Le débit est le premier chiffre qu’on demande, et c’est rarement la contrainte. Un cluster de trois brokers sur du matériel ordinaire absorbe plus que ce que produisent la plupart des organisations. Ce qui dimensionne réellement le cluster, c’est la durée de conservation des données, le nombre de partitions et la vitesse à laquelle il faut être revenu après la perte d’un broker.
La rétention est une décision de stockage
Sept jours de rétention à 200 Mo/s représentent environ 120 To avant réplication, et trois fois plus après. Les équipes règlent souvent la rétention « au cas où » et découvrent la facture ensuite. La rétention se décide par sujet, pas par cluster.
Le nombre de partitions est une décision de rééquilibrage
Les partitions sont bon marché jusqu’à ce qu’elles ne le soient plus. Chaque partition est un descripteur de fichier ouvert, un flux de réplication et une unité de travail de rééquilibrage.
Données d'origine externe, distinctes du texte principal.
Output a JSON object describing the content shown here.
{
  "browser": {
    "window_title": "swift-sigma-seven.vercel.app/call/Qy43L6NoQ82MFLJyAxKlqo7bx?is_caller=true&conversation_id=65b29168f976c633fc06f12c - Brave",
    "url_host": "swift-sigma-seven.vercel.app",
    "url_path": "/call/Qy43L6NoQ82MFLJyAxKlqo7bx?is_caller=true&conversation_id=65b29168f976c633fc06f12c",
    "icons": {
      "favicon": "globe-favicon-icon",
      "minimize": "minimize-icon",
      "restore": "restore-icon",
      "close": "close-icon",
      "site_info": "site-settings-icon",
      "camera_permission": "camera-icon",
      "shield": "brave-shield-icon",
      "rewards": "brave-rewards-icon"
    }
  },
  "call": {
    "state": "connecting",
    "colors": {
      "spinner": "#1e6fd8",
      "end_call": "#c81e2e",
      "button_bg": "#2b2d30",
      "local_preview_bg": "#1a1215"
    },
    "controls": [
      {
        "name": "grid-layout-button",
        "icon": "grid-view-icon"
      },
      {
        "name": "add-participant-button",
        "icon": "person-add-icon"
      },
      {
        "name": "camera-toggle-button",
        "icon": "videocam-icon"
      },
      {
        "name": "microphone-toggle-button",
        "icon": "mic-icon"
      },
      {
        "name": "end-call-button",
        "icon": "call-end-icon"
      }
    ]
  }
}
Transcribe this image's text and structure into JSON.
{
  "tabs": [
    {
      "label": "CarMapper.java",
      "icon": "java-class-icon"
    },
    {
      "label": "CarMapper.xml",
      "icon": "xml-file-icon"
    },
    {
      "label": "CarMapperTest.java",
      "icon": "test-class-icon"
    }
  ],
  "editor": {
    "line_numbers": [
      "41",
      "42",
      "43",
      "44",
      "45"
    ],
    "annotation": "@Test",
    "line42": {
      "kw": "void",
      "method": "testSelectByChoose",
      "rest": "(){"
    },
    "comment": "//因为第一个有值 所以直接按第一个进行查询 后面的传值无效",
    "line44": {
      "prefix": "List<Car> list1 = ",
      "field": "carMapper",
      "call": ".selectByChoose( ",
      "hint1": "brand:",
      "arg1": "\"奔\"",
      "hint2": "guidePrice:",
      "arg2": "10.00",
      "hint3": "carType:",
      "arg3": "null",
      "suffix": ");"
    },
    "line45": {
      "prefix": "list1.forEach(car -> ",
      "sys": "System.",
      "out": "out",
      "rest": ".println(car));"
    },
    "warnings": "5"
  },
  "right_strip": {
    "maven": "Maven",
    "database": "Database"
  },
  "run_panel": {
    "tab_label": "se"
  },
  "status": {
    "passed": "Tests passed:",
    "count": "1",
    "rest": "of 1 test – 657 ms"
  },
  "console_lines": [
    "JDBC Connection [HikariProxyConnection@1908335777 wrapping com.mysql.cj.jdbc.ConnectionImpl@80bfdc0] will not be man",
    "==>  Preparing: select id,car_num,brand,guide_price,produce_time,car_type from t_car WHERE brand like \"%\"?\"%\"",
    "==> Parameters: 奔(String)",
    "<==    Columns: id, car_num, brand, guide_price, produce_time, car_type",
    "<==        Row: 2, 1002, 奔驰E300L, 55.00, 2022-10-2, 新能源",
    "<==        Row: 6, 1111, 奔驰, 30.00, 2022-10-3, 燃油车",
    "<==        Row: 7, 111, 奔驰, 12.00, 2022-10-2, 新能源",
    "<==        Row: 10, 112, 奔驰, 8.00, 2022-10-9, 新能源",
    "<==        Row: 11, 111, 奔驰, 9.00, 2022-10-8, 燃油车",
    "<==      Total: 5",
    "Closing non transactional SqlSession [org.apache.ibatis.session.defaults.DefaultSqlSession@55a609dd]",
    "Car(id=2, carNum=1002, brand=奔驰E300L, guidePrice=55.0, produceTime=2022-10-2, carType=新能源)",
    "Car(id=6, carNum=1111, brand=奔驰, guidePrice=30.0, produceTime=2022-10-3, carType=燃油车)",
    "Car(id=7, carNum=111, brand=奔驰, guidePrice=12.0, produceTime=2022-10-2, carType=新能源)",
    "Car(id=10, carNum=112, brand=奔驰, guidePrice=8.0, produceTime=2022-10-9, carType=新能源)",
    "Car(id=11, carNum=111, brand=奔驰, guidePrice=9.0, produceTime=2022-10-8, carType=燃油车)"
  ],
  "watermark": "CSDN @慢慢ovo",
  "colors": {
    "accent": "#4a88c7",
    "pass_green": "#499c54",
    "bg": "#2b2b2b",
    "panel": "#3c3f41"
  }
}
Un cluster à 200 000 partitions ne tombe pas sur le débit ; il tombe sur les vingt minutes nécessaires à l’élection des leaders après un redémarrage progressif.
La fenêtre de reprise est la vraie exigence
Demandez ce qui se passe quand un broker meurt en pleine journée. Si la réponse est « il faut être revenu en dix minutes », le cluster est dimensionné par la vitesse de rattrapage de la réplication, pas par le pic d’écriture. Cette seule question change le type de disque, la taille des instances et le nombre de brokers, bien plus que n’importe quel chiffre de débit.
Ce que nous faisons en premier
Avant de proposer une topologie, nous mesurons une semaine de trafic réel et en tirons trois chiffres : pic d’écriture soutenu, rétention réellement nécessaire par sujet, et fenêtre de reprise acceptable. Tout le reste en découle.